This is a series. The first blog post is here, the second is here, and this is the third.
For the rest of this series, I am going to follow a similar format for each post/behavior. I will name the behavior, then various biases and heuristics that I believe apply, and then give some examples that may or may not feel familiar. Next, I will cover why the behavior seems reasonable at the time, and how it’s causing a security problem. I will follow up with suggested solutions, and I might indulge a little in that section, but hopefully you don’t mind. As always, feel free to send feedback!
The behavior: Vibe Coding
AI-assisted, fast, contextless coding without verification. AI – Artificial Intelligence.
What this looks like in the real world
- Accepting and committing AI-generated code because it compiles and looks clean
- Skipping review because “the AI probably got it right”
- Letting AI write auth, parsing, validation logic, or other complex security controls
- Reviewing outputs quickly instead of reasoning through every part
This often shows up when we are under time pressure or when feel behind.
Behavioral biases at play
- Automation bias: We trust suggestions from automated systems, especially when they appear confident. AI is so confident.
- Fluency bias: Clean, readable code feels more ‘correct’ than it actually is. It just looks good.
- Cognitive offloading: We delegate thinking to tools when they seem reliable. Some people might call this laziness, but I don’t think that’s fair. We work in tech to make things easier. We’re trained to always seek out the easiest way. It’s literally our job.
These biases are both common and normal. They exist to conserve mental energy. They aren’t bad, usually they serve us well. But not in this case.
Why this behavior makes sense in the moment
- AI tools are right a lot of the time.
- The code they produce looks professional and complete. Plus, it compiles!
- We are usually rewarded for speed rather than quality (which means less security in this case)
- Reviewing AI code might feel redundant for some people
- It usually takes a long time before small shortcuts get caught (such as the annual pentest)
This seems like rational behavior for a high-pressure situation. You might do this. I might do this too.
The security risk
As a person who creates training and reviews a lot of code as part of that process, let me tell you the stuff I’ve seen the AI get wrong…
- Missing authorization or incorrect access checks
- Incomplete or poor quality input validation
- Assumptions about trust boundaries that are totally wrong (implied trust)
- Error handling that leaks sensitive information, or is missing altogether
- Constantly missing security controls where the AI knows they should be. If you don’t ask for it explicitly, there’s a good chance it won’t be there.
The biggest risk is the context being wrong, which can cause a cascade of issues. AI does not know your system unless you literally give it a copy. And sometimes that still isn’t enough.
Let’s call this context collapse. The AI generates plausible code without any understanding of your system’s history, trust boundaries, or constraints.
Solutions:
Although training developers on how to use AI more safely and how to review code is a great foundation (which is what I do for a living, in case you want to hire someone for that), we need to do more than just training. If we expect them to reply on willpower to resist taking short cuts, we are likely to end up disappointed. Let’s look at some ideas for behavioral and system-level fixes.
AI System Setup
Let’s start with setting up whatever approved AI your developers have access to with security by default. Let’s connect a RAG server (Retrieval-Augmented Generation) with secure code examples, or anything else you can give it to so that it has better code to reference. I realize a lot of people don’t have something to work with for this, but I swear I will get to this at some point!
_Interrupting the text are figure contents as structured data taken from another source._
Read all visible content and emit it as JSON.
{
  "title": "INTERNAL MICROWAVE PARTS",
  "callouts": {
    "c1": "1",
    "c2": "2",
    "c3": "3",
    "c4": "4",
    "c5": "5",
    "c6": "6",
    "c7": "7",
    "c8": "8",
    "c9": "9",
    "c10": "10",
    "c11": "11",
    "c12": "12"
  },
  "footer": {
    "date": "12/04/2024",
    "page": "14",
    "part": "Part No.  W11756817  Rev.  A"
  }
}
Up next, let’s set up a list of prompts that the AI should apply every single time (add it to the memory), so that it auto-reviews the code it generates and cleans it up. I suggest you turn your secure coding guideline into prompts. If you don’t have a guideline, you can use mine.
Secure Defaults
If you can find a technical way (each IDE – integrated development environment – and AI assistant is different) to add a prompt to the user to review risky code before accepting suggestions that would be a great nudge (which is a well-known type of behavioral economic intervention). For example, “This line modifies auth logic. Review carefully.”
If you can add a check list for code review as part of your pull request process, that would also be helpful. If you can have it also force an additional reviewer if you’ve changed or added complex security controls, that would be a nice point of friction to ensure we give it more attention.
Let’s Talk Friction
If we add a pause or some other sort of ‘friction’ to make someone think a bit more while making important decisions, we get better results. It’s like adding a barrier to entry, it’s not huge, but it’s enough to make someone stop and think. For friction, what about… Requiring a short, written explanation of what the AI-generated code does before we merge it? If we can’t explain it, perhaps we shouldn’t commit it. I’d love to hear of other ideas for friction or important places to pause.
Conclusion
Vibe coding is not ‘bad’ per se but giving over all our decision making to powerful tools we do not understand certainly is. Let’s design systems to help us avoid falling into this obvious trap.